Il est difficile de parler de ce qui n'existe pas.
Je suis et je ne suis pas, tel est le sens du nom de Tem/Atoum, le démiurge héliopolitain.
Les Manichéens, héritiers de la Gnose, affirmaient que le démiurge était un dieu mauvais qui savait que le monde qu'il avait créé était condamné à disparaître. Le ver est dans le fruit. L'entropie est inhérente à la création. Il faut se méfier du monde visible car il contient les germes de la putréfaction semés par un dieu démiurge et assassin.
Le premier jour, le démiurge a pensé le monde en faisant la vaisselle. Le second jour, en jardinant, il a compris que le plus important serait ce qui n'existerait jamais. Le troisième jour, il a bricolé le principe d'obsolescence. Ensuite, il s'est mis à l'œuvre. Au départ, ce n'était pas un mauvais bougre mais il aurait mieux valu qu'il fît de longues siestes.
Seule la vie menace la vie. Nous n'avons pas assez de mots pour décrire la furie destructrice de l'univers.
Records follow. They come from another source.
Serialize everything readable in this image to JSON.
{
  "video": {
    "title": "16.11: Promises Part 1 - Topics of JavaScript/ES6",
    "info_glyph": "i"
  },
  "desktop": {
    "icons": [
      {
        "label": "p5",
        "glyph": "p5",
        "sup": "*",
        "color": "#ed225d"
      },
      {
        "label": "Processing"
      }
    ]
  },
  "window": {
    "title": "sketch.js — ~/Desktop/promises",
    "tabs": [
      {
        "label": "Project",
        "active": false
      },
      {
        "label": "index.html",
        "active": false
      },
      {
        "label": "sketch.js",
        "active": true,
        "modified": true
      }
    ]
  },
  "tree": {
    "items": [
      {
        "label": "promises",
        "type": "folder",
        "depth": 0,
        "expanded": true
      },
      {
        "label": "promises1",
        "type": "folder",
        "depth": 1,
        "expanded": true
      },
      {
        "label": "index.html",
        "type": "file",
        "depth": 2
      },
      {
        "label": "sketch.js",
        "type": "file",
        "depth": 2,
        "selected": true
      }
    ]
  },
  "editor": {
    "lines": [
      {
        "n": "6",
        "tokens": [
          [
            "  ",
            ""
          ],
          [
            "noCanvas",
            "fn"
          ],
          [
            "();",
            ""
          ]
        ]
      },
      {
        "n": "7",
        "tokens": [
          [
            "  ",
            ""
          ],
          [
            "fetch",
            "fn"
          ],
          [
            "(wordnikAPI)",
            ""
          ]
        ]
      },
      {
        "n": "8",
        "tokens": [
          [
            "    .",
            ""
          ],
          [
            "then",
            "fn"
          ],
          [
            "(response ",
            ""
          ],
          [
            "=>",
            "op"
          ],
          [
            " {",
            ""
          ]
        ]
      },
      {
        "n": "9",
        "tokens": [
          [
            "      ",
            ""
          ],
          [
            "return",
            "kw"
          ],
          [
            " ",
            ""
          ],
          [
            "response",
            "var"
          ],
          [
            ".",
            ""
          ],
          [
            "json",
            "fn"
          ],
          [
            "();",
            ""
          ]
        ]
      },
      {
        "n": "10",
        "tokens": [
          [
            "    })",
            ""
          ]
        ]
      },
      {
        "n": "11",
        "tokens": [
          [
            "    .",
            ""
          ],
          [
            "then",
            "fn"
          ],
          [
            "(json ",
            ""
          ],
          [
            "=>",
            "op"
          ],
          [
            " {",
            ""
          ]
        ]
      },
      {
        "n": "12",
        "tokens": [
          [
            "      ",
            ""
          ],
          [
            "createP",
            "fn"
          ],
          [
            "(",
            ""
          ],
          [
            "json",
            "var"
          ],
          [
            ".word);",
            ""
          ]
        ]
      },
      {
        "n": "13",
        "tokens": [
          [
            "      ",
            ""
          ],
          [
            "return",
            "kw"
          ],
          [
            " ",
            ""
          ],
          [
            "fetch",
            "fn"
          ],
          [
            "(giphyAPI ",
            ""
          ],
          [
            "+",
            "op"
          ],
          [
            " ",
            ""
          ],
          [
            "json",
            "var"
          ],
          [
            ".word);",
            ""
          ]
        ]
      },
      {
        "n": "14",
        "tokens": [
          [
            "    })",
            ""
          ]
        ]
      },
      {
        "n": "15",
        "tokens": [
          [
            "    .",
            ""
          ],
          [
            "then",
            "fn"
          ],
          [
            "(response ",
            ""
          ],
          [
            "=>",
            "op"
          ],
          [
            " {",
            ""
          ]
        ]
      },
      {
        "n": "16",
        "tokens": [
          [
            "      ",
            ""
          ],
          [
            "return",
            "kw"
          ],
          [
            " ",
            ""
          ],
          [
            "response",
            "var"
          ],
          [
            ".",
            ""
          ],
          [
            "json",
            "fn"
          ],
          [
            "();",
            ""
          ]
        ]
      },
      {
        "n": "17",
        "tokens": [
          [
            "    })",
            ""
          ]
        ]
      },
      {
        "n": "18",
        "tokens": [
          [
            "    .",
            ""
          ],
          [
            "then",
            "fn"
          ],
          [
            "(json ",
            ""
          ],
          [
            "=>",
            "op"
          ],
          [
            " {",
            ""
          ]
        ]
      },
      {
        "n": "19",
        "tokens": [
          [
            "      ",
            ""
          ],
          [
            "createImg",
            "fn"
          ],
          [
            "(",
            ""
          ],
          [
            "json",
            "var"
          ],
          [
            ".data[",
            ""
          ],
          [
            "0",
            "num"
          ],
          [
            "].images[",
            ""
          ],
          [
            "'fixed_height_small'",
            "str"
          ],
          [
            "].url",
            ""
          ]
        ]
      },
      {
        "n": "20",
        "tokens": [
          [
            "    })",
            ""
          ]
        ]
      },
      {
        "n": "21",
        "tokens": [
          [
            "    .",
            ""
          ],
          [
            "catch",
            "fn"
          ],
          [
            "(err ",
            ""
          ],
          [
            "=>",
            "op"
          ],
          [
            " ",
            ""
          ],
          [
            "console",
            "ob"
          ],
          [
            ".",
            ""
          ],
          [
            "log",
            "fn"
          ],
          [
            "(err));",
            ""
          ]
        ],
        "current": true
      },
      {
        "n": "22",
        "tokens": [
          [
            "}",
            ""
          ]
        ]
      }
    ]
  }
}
Dans la quiétude mélancolique de cette fin d'automne, j'essaie d'oublier que je vais bientôt disparaître à mon tour parce qu'un démiurge a oublié de programmer pour moi un peu d'immortalité.
L'immortalité est indicible. C'est pour nous une notion purement virtuelle qui a le mérite d'être parfois consolante, parfois effrayante.
L'histoire des religions nous a prouvé que même les dieux n'étaient pas immortels. Les mystiques se sont posé la question autrement en tournant en dérision des notions seulement accessibles à des machines à penser non-humaines.
Ce qui est essentiel ne s'inscrit pas dans le temps mais dans des hiérarchies déviantes.
Au printemps, la Nature commence timidement à refleurir. Les fleurs révèlent toutes les couleurs de l'Œuvre. Encore faut-il les mettre dans le bon ordre.
Le démiurge espérait trouver quelque chose qui n'existait pas déjà. Il aurait fallu pour cela qu'il commence par la fin et nage à contre-courant dans le Noun, à la façon de ces fleuves qui font semblant de se jeter dans la mer alors qu'ils remontent à la source. Il savait pourtant que la vie nous réserve bien des surprises.
Il ne disait pas je crée donc je suis mais je suis parce que je refuse de créer.
Nous verrons bien qui va gagner.
Kemet est un royaume double, le Nil est un fleuve double qui ne livre pas facilement les sources de son dynamisme.